# My Girl Spoils Me...



## Posh's Mom (Dec 20, 2007)

I've been babysitting my mom's darling sheltie mix for the last three days. While I love her, I CAN'T STAND HER FUR EVERYWHERE! Susan, Julie, all of you with shedding breeds, how the heck do you do it without wanting to :frusty::frusty::frusty::frusty:?

I had two dogs that shed in my life before Posh, but now I am just too trained not to have to vacuum every two hours.

Actually, my agility trainer thinks she might have an inactive thyroid and that is why she is "blowing coat."

Anyone else experience this kind of hairy mess?

I "heart" Havanese!


----------



## Havtahava (Aug 20, 2006)

Oh yes! We've had a variety of shedding and non-shedding breeds, but nothing prepared me for our beloved Akita. That girl could shed like no dog I'd ever seen before. Twice a year, I had to vacuum multiple times a day and I even broke a new vacuum in a month with all that hair. You could clean the floor and see clumps develop within an hour or two when she was doing her shedding. 
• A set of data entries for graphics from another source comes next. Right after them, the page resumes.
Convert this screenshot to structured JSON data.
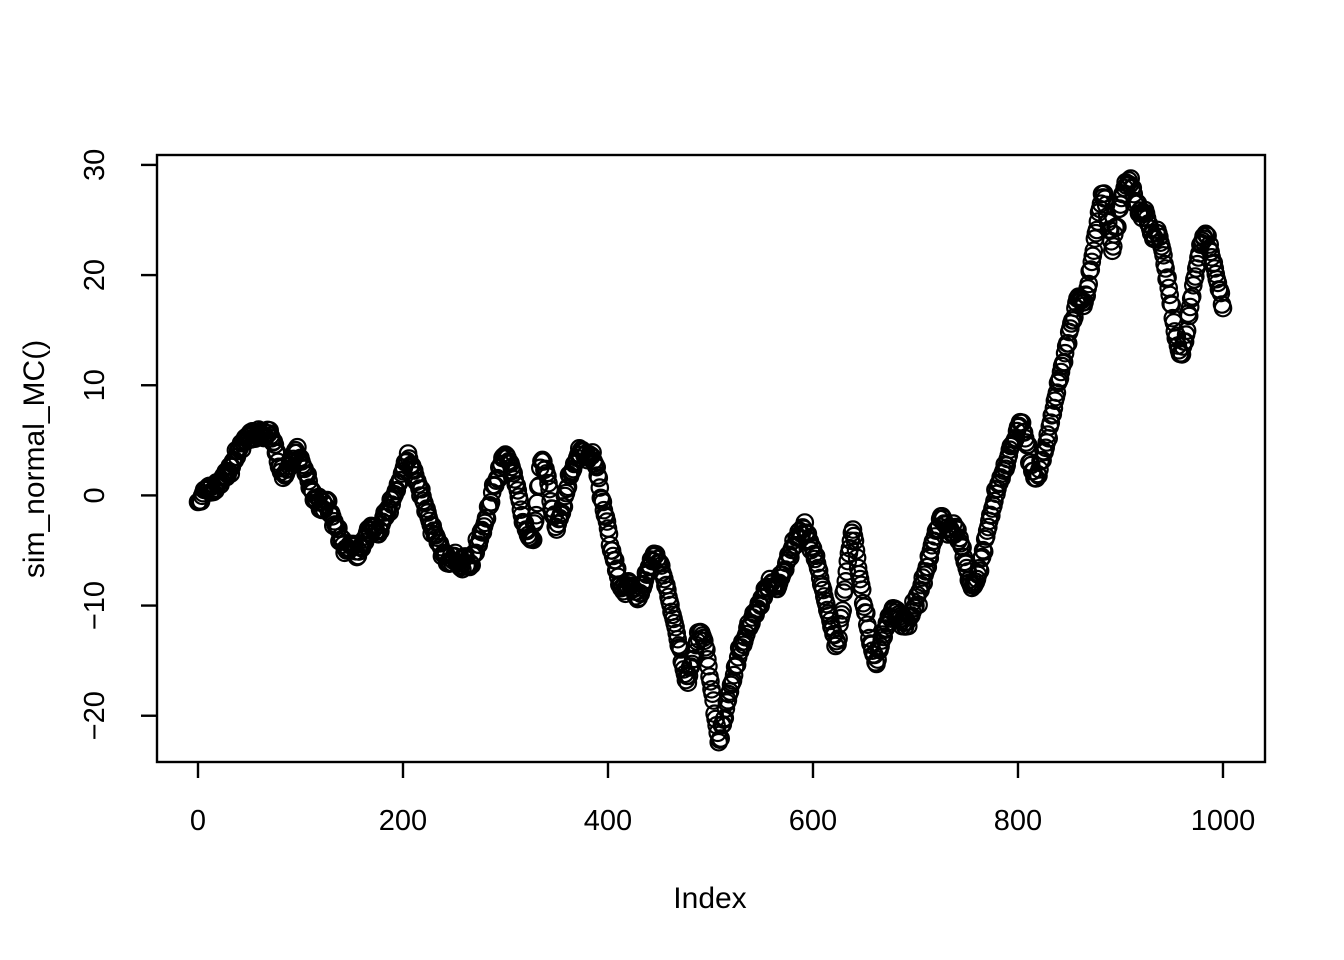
{
  "chart_data": {
    "type": "scatter",
    "title": "",
    "xlabel": "Index",
    "ylabel": "sim_normal_MC()",
    "marker": "open-circle",
    "marker_color": "#000000",
    "background": "#ffffff",
    "grid": false,
    "legend": null,
    "x_ticks": [
      0,
      200,
      400,
      600,
      800,
      1000
    ],
    "y_ticks": [
      -20,
      -10,
      0,
      10,
      20,
      30
    ],
    "xlim": [
      -40,
      1041
    ],
    "ylim": [
      -24.2,
      30.9
    ],
    "n_points": 1001,
    "x_step": 1,
    "description": "Random-walk style simulation output (cumulative sum), plotted as open circles vs Index",
    "series": [
      {
        "name": "sim_normal_MC()",
        "waypoints": [
          [
            0,
            -0.6
          ],
          [
            5,
            0.2
          ],
          [
            10,
            0.8
          ],
          [
            15,
            0.3
          ],
          [
            20,
            1.2
          ],
          [
            25,
            1.8
          ],
          [
            30,
            2.2
          ],
          [
            35,
            3.2
          ],
          [
            40,
            4.2
          ],
          [
            45,
            5.0
          ],
          [
            50,
            5.5
          ],
          [
            55,
            5.2
          ],
          [
            60,
            5.8
          ],
          [
            65,
            5.4
          ],
          [
            70,
            5.9
          ],
          [
            75,
            4.6
          ],
          [
            80,
            2.6
          ],
          [
            85,
            1.8
          ],
          [
            90,
            3.0
          ],
          [
            95,
            4.1
          ],
          [
            100,
            3.4
          ],
          [
            105,
            2.0
          ],
          [
            110,
            0.6
          ],
          [
            115,
            -0.4
          ],
          [
            120,
            -1.2
          ],
          [
            125,
            -0.5
          ],
          [
            130,
            -1.6
          ],
          [
            135,
            -2.8
          ],
          [
            140,
            -4.2
          ],
          [
            145,
            -5.0
          ],
          [
            150,
            -4.4
          ],
          [
            155,
            -5.6
          ],
          [
            160,
            -4.8
          ],
          [
            165,
            -3.4
          ],
          [
            170,
            -2.8
          ],
          [
            175,
            -3.5
          ],
          [
            180,
            -2.4
          ],
          [
            185,
            -1.5
          ],
          [
            190,
            -0.3
          ],
          [
            195,
            1.0
          ],
          [
            200,
            2.2
          ],
          [
            205,
            3.8
          ],
          [
            210,
            2.4
          ],
          [
            215,
            1.0
          ],
          [
            220,
            -0.5
          ],
          [
            225,
            -2.0
          ],
          [
            230,
            -3.2
          ],
          [
            235,
            -4.3
          ],
          [
            240,
            -5.3
          ],
          [
            245,
            -6.2
          ],
          [
            250,
            -5.5
          ],
          [
            255,
            -6.4
          ],
          [
            260,
            -5.7
          ],
          [
            265,
            -6.5
          ],
          [
            270,
            -5.3
          ],
          [
            275,
            -4.0
          ],
          [
            280,
            -2.5
          ],
          [
            285,
            -0.9
          ],
          [
            290,
            0.9
          ],
          [
            295,
            2.5
          ],
          [
            300,
            3.7
          ],
          [
            305,
            2.9
          ],
          [
            310,
            1.0
          ],
          [
            315,
            -1.3
          ],
          [
            320,
            -3.1
          ],
          [
            325,
            -4.0
          ],
          [
            330,
            -1.8
          ],
          [
            335,
            3.1
          ],
          [
            340,
            2.0
          ],
          [
            345,
            -1.2
          ],
          [
            350,
            -3.1
          ],
          [
            355,
            -1.6
          ],
          [
            360,
            0.6
          ],
          [
            365,
            2.2
          ],
          [
            370,
            3.4
          ],
          [
            375,
            4.1
          ],
          [
            380,
            3.2
          ],
          [
            385,
            3.9
          ],
          [
            390,
            1.8
          ],
          [
            395,
            -0.6
          ],
          [
            400,
            -3.0
          ],
          [
            405,
            -5.5
          ],
          [
            410,
            -7.4
          ],
          [
            415,
            -8.7
          ],
          [
            420,
            -7.8
          ],
          [
            425,
            -8.5
          ],
          [
            430,
            -9.3
          ],
          [
            435,
            -8.1
          ],
          [
            440,
            -6.5
          ],
          [
            445,
            -5.3
          ],
          [
            450,
            -6.1
          ],
          [
            455,
            -7.6
          ],
          [
            460,
            -9.6
          ],
          [
            465,
            -11.6
          ],
          [
            470,
            -13.8
          ],
          [
            475,
            -16.2
          ],
          [
            478,
            -17.0
          ],
          [
            482,
            -15.3
          ],
          [
            486,
            -13.6
          ],
          [
            490,
            -12.4
          ],
          [
            494,
            -13.2
          ],
          [
            498,
            -15.5
          ],
          [
            502,
            -18.0
          ],
          [
            505,
            -20.3
          ],
          [
            508,
            -22.4
          ],
          [
            512,
            -20.8
          ],
          [
            516,
            -18.8
          ],
          [
            520,
            -17.2
          ],
          [
            525,
            -15.4
          ],
          [
            530,
            -13.8
          ],
          [
            535,
            -12.6
          ],
          [
            540,
            -11.6
          ],
          [
            545,
            -10.4
          ],
          [
            550,
            -9.3
          ],
          [
            555,
            -8.3
          ],
          [
            560,
            -7.9
          ],
          [
            565,
            -8.5
          ],
          [
            570,
            -7.2
          ],
          [
            575,
            -5.9
          ],
          [
            580,
            -4.7
          ],
          [
            585,
            -3.7
          ],
          [
            590,
            -2.9
          ],
          [
            595,
            -3.5
          ],
          [
            600,
            -4.8
          ],
          [
            605,
            -6.6
          ],
          [
            610,
            -8.6
          ],
          [
            615,
            -10.7
          ],
          [
            620,
            -12.6
          ],
          [
            624,
            -13.5
          ],
          [
            628,
            -10.8
          ],
          [
            632,
            -7.8
          ],
          [
            636,
            -4.8
          ],
          [
            639,
            -3.1
          ],
          [
            642,
            -5.0
          ],
          [
            646,
            -7.6
          ],
          [
            650,
            -10.1
          ],
          [
            654,
            -12.1
          ],
          [
            658,
            -14.1
          ],
          [
            662,
            -15.3
          ],
          [
            666,
            -13.7
          ],
          [
            670,
            -12.2
          ],
          [
            675,
            -11.0
          ],
          [
            680,
            -10.3
          ],
          [
            685,
            -11.2
          ],
          [
            690,
            -11.9
          ],
          [
            695,
            -11.0
          ],
          [
            700,
            -10.0
          ],
          [
            705,
            -8.6
          ],
          [
            710,
            -6.9
          ],
          [
            715,
            -5.0
          ],
          [
            720,
            -3.2
          ],
          [
            725,
            -1.9
          ],
          [
            730,
            -2.6
          ],
          [
            735,
            -3.4
          ],
          [
            740,
            -3.0
          ],
          [
            745,
            -4.6
          ],
          [
            750,
            -6.6
          ],
          [
            755,
            -8.4
          ],
          [
            760,
            -7.6
          ],
          [
            765,
            -5.6
          ],
          [
            770,
            -3.2
          ],
          [
            775,
            -1.2
          ],
          [
            780,
            0.6
          ],
          [
            785,
            2.0
          ],
          [
            790,
            3.3
          ],
          [
            795,
            4.7
          ],
          [
            800,
            6.2
          ],
          [
            804,
            6.6
          ],
          [
            808,
            4.8
          ],
          [
            812,
            3.0
          ],
          [
            816,
            1.6
          ],
          [
            820,
            1.8
          ],
          [
            824,
            3.2
          ],
          [
            828,
            4.8
          ],
          [
            832,
            6.6
          ],
          [
            836,
            8.6
          ],
          [
            840,
            10.4
          ],
          [
            844,
            12.0
          ],
          [
            848,
            13.8
          ],
          [
            852,
            15.6
          ],
          [
            856,
            17.0
          ],
          [
            860,
            17.8
          ],
          [
            864,
            17.2
          ],
          [
            868,
            18.8
          ],
          [
            872,
            21.2
          ],
          [
            876,
            23.8
          ],
          [
            880,
            26.0
          ],
          [
            884,
            27.4
          ],
          [
            888,
            24.8
          ],
          [
            892,
            22.2
          ],
          [
            896,
            24.4
          ],
          [
            900,
            26.4
          ],
          [
            904,
            27.9
          ],
          [
            908,
            28.6
          ],
          [
            912,
            27.9
          ],
          [
            916,
            26.6
          ],
          [
            920,
            25.6
          ],
          [
            924,
            25.9
          ],
          [
            928,
            24.6
          ],
          [
            932,
            23.3
          ],
          [
            936,
            24.1
          ],
          [
            940,
            22.6
          ],
          [
            944,
            20.6
          ],
          [
            948,
            18.2
          ],
          [
            952,
            15.7
          ],
          [
            956,
            13.6
          ],
          [
            960,
            12.8
          ],
          [
            964,
            14.6
          ],
          [
            968,
            17.1
          ],
          [
            972,
            19.6
          ],
          [
            976,
            21.6
          ],
          [
            980,
            23.1
          ],
          [
            984,
            23.6
          ],
          [
            988,
            22.1
          ],
          [
            992,
            20.6
          ],
          [
            996,
            18.7
          ],
          [
            1000,
            17.0
          ]
        ]
      }
    ]
  }
}
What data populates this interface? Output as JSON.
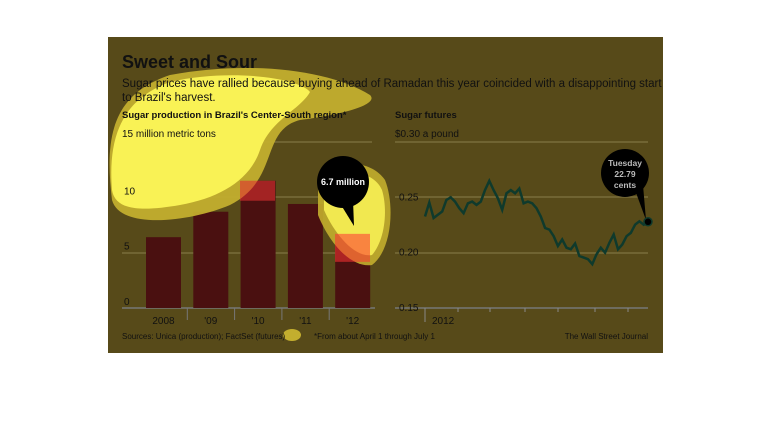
{
  "title": "Sweet and Sour",
  "subtitle_line1": "Sugar prices have rallied because buying ahead of Ramadan this year coincided with a disappointing start",
  "subtitle_line2": "to Brazil's harvest.",
  "sources": "Sources: Unica (production); FactSet (futures)",
  "footnote": "*From about April 1 through July 1",
  "credit": "The Wall Street Journal",
  "colors": {
    "panel": "#574a19",
    "bar": "#4a1010",
    "line": "#0f3a2c",
    "highlight": "#fff95a"
  },
  "chart_data": [
    {
      "type": "bar",
      "title": "Sugar production in Brazil's Center-South region*",
      "unit_label": "15 million metric tons",
      "categories": [
        "2008",
        "'09",
        "'10",
        "'11",
        "'12"
      ],
      "values": [
        6.4,
        8.7,
        11.5,
        9.4,
        6.7
      ],
      "yticks": [
        "0",
        "5",
        "10"
      ],
      "ylim": [
        0,
        15
      ],
      "annotation": "6.7 million"
    },
    {
      "type": "line",
      "title": "Sugar futures",
      "unit_label": "$0.30 a pound",
      "xlabel": "2012",
      "yticks": [
        "0.15",
        "0.20",
        "0.25"
      ],
      "ylim": [
        0.15,
        0.3
      ],
      "values": [
        0.2327,
        0.2452,
        0.2313,
        0.2342,
        0.2372,
        0.2476,
        0.25,
        0.2461,
        0.2402,
        0.2357,
        0.2446,
        0.2461,
        0.2432,
        0.2461,
        0.2565,
        0.2649,
        0.2565,
        0.2491,
        0.2387,
        0.2536,
        0.2565,
        0.2536,
        0.258,
        0.2446,
        0.2461,
        0.2446,
        0.2402,
        0.2327,
        0.2223,
        0.2208,
        0.2149,
        0.206,
        0.2119,
        0.2045,
        0.203,
        0.2083,
        0.197,
        0.1955,
        0.1941,
        0.1896,
        0.1985,
        0.2045,
        0.2,
        0.2089,
        0.2164,
        0.203,
        0.2074,
        0.2149,
        0.2179,
        0.2253,
        0.2283,
        0.2253,
        0.2279
      ],
      "annotation_line1": "Tuesday",
      "annotation_line2": "22.79",
      "annotation_line3": "cents"
    }
  ]
}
Even with multiple Havanese, I couldn't find much hair (except on their toys or if I used cheapy beds), but I'd always find the cat hair from our Simba when he would lay on top of the furniture. 

I heart my dogs too!


----------



## mckennasedona (Feb 20, 2007)

Oddly enough, Rumor doesn't shed that much. I do brush her thoroughly every 2-3 days and that gets a lot of undercoat out of her so perhaps that helps. I don't actually notice a lot of hair around where she's been laying. None, in fact. I know she sheds but it isn't an exhorbitant amount of hair. Now, my cat, on the other hand....oh my, does she ever shed in the summer time. Luckily, I vacuum often.


----------



## Julie (Feb 8, 2007)

Amy,
I know!:hug:
Our first sheltie only shed I swear to you--twice a year. Then it was fuzz wads(his undercoat). He was great. I was positive all shelties were like him. Then we got Vincent. OMG! Vinnie sheds alot. He just does. I think the biggest difference is he is a "better quality" sheltie then my first one,though he has an abundance of coat. In fact I talked with a sheltie breeder while I was in Illinois and she said she thought Vinnie was "over coated". She gave me a tip-I'm going to try,but we'll see. What I do is bathe and throughly brush. I used Quincy's greyhound comb to remove Vinnie's undercoat again while I was at Mom's. Mom said it looked like I sheared a sheep! I removed all this undercoat just 3-4 weeks ago. It's mind boggling. I'm not sure what the mix is you have in that dog---but I'd just recommend a bath and deep grooming session. I do vacuum almost everyday though anyway(habit). I do feel your pain though. Vinnie is not allowed up on my furniture and my furniture is leather....so it's minimal in that area.

Susan--you are a lucky girl!


----------



## EstrellaVila (Nov 30, 2007)

Ooh, that is rough! I cant do shedding dogs, I would be miserable with the allergy induced asthma.

Is there anything you can use to get the loose fur out? Does that furminator thing work?


----------



## Jane (Jun 2, 2007)

Amy, how about the Furminator? My friend had good results with it on her beagle. Then you'd only have to vacuum every 4 hours instead :biggrin1:


----------